Managing Professional Learning and Development in Secondary Schools

Managing Professional Learning and Development in ...
01 May 2009

Teaching is a complex and demanding profession. Teachers require high quality support and training throughout their careers to ensure they have the strategies and skills to meet the needs of learners. Professional learning and development (PLD) is central to maintaining and improving teacher quality.

This is one of two national reports by the Education Review Office (ERO) on how well schools manage teachers’ PLD. This one is about PLD in secondary schools and the other is on primary schools.

PLD refers to all the formal and informal processes used to improve the knowledge and practice of teachers. It includes more formal and specifically structured courses and initiatives as well as less formal collaboration and discussion between colleagues. The central purposes of professional learning and development are to improve the quality of teaching and to improve student outcomes.

While many different forms of training and development are undertaken by teachers, (including training to update curriculum knowledge or to develop particular pedagogical and technical skills), improving what happens in the classroom is the dominant rationale for PLD.
This report discusses how well secondary schools:

  • plan for PLD;
  • build a culture in which teachers learn and develop; and
  • monitor the effectiveness of teachers’ learning and development.

The report discusses the impact that schools achieve through their PLD programmes and some of the challenges for managing these programmes effectively. It also has an analysis of the levels of spending on PLD by secondary schools of different decile, location and size.

Schools fall into three categories of effectiveness. Of the 44 secondary schools in the evaluation 27 percent were in the most effective group. These schools managed their PLD well. They had a strong focus on improving student achievement and they had implemented effective school-wide development initiatives. Their strategic frameworks for PLD were understood and there was useful collaboration among staff. PLD at these schools contributed to better teaching and improvements in student achievement.

The second group included 30 percent of the schools. Aspects of their PLD were managed effectively but at least one significant area of their performance needed strengthening. This could be in their planning, their culture, their monitoring and/or their evaluation practice. PLD at these schools was not consistently making a significant impact on student learning.

Forty-three percent of the schools made up the third group. These schools demonstrated the least effective management of their PLD. There were significant weaknesses in the way they managed their teachers’ PLD. In most of these schools ERO found only a few instances where PLD had improved the quality of teaching and student achievement outcomes.

An important feature of this third group was the emphasis placed on attendance at one-day courses and teacher conferences, usually at the expense of school-wide PLD. While almost all schools included short courses in their PLD mix, an over-reliance on such activities meant that these schools did not develop robust school-wide approaches to PLD and spent more on average per teacher than the other two groups of secondary schools, where PLD was managed more effectively.

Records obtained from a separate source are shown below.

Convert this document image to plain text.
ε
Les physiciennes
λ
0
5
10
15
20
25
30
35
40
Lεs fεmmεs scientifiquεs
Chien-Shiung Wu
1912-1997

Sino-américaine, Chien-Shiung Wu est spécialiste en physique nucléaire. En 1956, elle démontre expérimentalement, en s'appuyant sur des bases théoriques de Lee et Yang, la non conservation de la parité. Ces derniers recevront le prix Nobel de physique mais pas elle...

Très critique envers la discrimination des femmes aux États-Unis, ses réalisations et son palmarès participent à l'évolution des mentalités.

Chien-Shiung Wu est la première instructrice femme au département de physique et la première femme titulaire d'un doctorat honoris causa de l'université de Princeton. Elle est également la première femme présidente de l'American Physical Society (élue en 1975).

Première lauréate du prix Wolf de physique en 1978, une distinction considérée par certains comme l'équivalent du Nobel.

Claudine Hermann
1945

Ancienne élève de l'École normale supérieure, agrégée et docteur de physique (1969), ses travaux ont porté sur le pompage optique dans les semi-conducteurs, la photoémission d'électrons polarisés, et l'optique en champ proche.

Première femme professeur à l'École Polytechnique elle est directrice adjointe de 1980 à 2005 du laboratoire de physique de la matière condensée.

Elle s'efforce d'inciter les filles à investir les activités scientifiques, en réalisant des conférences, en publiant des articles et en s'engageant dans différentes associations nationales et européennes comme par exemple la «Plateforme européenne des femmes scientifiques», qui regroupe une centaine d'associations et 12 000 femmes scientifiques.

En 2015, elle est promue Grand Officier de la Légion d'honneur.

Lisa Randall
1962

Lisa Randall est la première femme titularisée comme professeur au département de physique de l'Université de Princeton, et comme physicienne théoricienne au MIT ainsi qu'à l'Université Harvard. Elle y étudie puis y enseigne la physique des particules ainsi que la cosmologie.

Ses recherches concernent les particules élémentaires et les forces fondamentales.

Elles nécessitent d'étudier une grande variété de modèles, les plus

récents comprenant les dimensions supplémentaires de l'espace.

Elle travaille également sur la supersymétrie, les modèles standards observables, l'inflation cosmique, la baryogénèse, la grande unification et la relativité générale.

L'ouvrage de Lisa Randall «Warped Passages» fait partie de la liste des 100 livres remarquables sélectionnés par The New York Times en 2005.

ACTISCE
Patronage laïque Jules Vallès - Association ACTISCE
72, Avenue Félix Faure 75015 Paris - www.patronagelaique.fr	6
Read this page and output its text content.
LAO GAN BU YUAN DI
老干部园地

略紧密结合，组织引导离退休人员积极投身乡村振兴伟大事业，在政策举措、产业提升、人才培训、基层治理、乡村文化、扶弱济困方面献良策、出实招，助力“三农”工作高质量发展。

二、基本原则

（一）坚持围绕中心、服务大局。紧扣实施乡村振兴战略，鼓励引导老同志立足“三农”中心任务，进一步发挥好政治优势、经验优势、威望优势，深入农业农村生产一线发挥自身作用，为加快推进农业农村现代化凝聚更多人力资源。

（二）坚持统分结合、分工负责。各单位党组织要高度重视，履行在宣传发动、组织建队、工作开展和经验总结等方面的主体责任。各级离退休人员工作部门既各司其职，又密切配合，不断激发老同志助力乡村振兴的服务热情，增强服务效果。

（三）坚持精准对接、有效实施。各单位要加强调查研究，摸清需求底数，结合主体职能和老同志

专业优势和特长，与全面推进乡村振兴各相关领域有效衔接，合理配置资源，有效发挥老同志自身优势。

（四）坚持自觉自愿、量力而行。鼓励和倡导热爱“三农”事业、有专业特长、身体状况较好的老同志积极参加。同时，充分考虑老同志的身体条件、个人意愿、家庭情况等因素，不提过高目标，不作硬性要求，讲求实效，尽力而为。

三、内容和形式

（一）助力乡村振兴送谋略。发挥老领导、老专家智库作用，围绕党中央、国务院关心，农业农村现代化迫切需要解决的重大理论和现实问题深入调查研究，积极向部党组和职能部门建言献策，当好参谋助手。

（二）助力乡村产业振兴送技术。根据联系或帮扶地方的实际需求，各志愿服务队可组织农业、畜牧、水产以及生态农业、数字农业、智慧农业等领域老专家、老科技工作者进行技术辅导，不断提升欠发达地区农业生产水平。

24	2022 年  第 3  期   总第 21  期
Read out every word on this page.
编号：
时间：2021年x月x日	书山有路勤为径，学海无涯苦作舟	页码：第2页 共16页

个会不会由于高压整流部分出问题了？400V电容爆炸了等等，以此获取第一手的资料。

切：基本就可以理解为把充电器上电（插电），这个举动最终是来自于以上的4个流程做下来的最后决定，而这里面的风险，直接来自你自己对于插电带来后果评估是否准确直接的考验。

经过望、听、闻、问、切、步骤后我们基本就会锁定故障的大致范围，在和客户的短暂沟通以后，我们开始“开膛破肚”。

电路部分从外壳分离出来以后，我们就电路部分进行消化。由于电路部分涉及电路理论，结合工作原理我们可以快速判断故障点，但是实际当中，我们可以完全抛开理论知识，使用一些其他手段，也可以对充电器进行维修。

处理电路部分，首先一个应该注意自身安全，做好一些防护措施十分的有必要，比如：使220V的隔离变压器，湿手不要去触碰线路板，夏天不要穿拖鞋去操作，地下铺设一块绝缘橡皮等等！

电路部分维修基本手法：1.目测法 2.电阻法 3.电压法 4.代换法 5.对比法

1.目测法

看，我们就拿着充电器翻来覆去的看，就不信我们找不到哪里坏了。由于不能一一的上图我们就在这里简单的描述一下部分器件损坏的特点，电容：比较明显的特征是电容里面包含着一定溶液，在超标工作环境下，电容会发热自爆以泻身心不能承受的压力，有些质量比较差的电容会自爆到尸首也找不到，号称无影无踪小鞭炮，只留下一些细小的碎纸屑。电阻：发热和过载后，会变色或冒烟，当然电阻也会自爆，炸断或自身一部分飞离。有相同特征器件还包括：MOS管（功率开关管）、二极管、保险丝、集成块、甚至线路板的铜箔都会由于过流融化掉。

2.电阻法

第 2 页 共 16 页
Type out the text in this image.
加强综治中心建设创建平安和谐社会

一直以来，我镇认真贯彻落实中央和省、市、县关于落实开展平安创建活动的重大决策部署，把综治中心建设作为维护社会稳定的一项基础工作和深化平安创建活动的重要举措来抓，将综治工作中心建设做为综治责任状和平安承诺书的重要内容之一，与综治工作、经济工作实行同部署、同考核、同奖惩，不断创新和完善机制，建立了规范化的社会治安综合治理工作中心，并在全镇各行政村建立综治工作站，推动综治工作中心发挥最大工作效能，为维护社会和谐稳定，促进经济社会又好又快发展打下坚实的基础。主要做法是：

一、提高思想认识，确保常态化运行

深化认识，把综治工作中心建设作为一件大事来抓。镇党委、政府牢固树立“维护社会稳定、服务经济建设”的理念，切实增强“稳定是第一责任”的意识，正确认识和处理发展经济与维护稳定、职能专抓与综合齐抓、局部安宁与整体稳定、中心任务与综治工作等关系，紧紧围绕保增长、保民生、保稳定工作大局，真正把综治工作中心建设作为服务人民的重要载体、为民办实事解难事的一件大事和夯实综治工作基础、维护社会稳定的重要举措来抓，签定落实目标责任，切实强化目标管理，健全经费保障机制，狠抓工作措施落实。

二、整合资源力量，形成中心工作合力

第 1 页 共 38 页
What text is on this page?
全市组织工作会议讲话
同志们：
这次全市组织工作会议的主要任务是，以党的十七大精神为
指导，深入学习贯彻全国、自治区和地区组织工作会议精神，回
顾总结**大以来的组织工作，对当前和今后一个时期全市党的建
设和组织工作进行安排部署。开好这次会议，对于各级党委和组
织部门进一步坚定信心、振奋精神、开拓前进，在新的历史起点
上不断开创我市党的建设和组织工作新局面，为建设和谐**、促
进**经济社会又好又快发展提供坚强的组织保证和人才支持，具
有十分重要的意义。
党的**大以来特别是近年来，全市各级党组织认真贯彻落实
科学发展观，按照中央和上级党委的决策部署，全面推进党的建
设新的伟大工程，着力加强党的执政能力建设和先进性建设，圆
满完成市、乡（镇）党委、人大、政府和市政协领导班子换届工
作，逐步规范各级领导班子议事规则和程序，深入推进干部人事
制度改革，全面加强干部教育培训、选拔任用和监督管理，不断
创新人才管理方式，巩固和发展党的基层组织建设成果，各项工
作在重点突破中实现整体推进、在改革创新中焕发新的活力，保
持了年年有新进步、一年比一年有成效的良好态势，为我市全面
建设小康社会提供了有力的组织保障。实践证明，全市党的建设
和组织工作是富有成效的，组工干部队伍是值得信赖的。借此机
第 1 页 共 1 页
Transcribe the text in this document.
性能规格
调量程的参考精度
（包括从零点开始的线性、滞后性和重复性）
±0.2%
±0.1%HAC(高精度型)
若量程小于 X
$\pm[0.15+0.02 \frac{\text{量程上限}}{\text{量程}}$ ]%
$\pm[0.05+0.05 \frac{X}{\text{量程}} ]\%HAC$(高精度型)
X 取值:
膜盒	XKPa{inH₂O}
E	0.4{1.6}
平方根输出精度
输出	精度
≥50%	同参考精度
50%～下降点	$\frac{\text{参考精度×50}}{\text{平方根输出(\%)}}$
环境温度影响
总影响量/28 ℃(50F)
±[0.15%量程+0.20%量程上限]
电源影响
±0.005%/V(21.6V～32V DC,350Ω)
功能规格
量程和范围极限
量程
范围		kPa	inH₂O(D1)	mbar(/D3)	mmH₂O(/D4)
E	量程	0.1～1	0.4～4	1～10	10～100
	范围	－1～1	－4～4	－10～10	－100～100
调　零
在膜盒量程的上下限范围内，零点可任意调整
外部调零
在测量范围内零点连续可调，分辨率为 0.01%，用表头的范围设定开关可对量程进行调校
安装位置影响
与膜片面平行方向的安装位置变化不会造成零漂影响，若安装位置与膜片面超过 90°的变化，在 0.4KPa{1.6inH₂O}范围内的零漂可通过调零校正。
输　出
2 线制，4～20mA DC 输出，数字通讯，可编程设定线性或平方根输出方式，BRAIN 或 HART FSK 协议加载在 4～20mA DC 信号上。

The report includes case studies that describe how eight different schools have managed their PLD. Four of these had effective management strategies and the other four were less effective. The different approaches taken by these schools have been presented to help staff in other schools reflect on how professional learning and development can best be managed in their situation. The report also includes a series of self-review questions on PLD. These can be used for reflection by senior leaders and at departmental level.

If the purposes of professional learning and development are to improve the quality of teaching and to improve student outcomes, self review is a critical element in determining the effectiveness of school and teacher practice in PLD. Schools with good systems to manage PLD can demonstrate the impact their programmes are having on improved teacher practice and student outcomes. However, variability in the quality of PLD management signals a place for guidelines to support schools in managing their PLD programmes.